Tell me if you've heard this one before: Microsoft has pulled a patch -- KB 2949927, a patch so important it rated its own Security Advisory -- and there's no official notification that the patch was yanked, no explanation as to why it's been pulled, and no instructions for removing (or keeping) the patch if it did somehow get installed.
Let's start with the less upsetting patch, KB 2952664. It was released to the Automatic Update chute on Oct. 14, this month's Black Tuesday. The ensuing uproar was so bad that by the next day I had already posted an article explaining how the patch failed to install on many Windows 7 machines, throwing off error 80242016.
I also pointed to the simple steps for fixing the problem. "Simple," that is, if you're adept at using Windows 7's Add or Remove Programs to get rid of a Windows patch that's months old, and you aren't intimidated by running Windows Update manually. Count my Aunt Martha out.
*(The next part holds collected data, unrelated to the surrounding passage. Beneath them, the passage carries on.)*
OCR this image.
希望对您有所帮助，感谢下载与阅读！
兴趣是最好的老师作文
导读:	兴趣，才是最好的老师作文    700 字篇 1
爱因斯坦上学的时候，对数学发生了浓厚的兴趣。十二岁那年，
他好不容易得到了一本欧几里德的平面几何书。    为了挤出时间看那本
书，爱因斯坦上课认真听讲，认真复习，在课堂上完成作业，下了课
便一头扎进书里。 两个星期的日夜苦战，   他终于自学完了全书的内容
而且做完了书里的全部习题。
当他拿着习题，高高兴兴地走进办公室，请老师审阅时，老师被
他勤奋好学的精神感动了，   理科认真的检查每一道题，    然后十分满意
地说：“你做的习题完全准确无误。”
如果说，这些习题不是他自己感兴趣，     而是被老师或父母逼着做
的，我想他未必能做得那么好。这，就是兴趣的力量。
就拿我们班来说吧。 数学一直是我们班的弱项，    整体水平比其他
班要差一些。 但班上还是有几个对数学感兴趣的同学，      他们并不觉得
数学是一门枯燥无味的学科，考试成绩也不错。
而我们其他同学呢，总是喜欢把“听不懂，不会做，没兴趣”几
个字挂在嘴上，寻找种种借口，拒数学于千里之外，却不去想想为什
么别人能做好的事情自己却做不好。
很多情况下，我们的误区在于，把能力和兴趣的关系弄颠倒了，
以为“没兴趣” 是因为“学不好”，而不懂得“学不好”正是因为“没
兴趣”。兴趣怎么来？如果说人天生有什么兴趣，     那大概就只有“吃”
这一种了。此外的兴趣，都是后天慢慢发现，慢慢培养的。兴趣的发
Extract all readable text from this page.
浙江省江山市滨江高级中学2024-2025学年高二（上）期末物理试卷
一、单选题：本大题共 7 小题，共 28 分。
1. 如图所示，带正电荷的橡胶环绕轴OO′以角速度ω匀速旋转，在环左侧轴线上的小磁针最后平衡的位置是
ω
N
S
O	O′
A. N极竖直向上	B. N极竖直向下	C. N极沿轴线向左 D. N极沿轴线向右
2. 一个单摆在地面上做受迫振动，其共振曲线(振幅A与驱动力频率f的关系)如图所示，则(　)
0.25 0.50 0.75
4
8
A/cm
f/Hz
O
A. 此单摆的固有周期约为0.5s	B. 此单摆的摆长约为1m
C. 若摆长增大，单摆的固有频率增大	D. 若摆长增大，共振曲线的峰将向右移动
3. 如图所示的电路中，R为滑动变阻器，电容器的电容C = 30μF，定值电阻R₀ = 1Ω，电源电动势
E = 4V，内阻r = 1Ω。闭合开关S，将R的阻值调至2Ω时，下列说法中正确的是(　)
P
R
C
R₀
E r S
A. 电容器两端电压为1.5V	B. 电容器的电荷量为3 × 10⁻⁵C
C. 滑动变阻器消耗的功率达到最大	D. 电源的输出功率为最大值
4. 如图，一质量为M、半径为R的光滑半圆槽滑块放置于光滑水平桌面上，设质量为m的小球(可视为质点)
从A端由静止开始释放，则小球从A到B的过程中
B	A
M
Yesterday Microsoft re-issued the patch. The bits in the patch itself weren't changed, but the installer was. If you have Automatic Update enabled, you probably saw two days of error messages saying the patch couldn't be installed due to error 80242016, then suddenly, yesterday or today, the update goes through and you don't see the error message any more -- which is cool, as long as you ignored the error message and kept Automatic Update turned on.
Take-away lesson: Ignore Windows error messages. Aunt Martha can handle that.
The more disconcerting patch, KB 2949927, was one of the four botched patches I mentioned yesterday. It adds SHA-2 hash signing and verification capability to Windows 7. Trying to install it on some machines led to multiple reboots failing with error 80004005 -- a nice way to spend your Tuesday afternoon. And Wednesday. And Thursday morning.
There was a complex workaround (enabling Automount?!) proposed by Pavel Stastny on the TechNet forum and summarized on Reddit, but the fix doesn't appear to work on all machines. In the end, Microsoft yanked the patch -- without warning or explanation -- on Thursday afternoon. As the situation stands early Friday morning, the KB article doesn't describe the multiple-reboot failure problem, nor does the Security Advisory. The patch has been pulled, though: It doesn't appear on a Windows Update scan, and the direct download links in the Security Advisory lead to "We are sorry, the page you requested cannot be found" pages.
What should you do if the patch was installed? I have no idea, and Microsoft isn't saying a word.
Still no news on the other bad patches, KB 3000061, the problematic kernel mode driver patch which Microsoft is pursuing, or KB 2984972, the Remote Desktop Connection patch for Windows 7, which is breaking Microsoft App-V programs left and right.
I've been saying it in print for a decade now: Automatic Update is for chumps.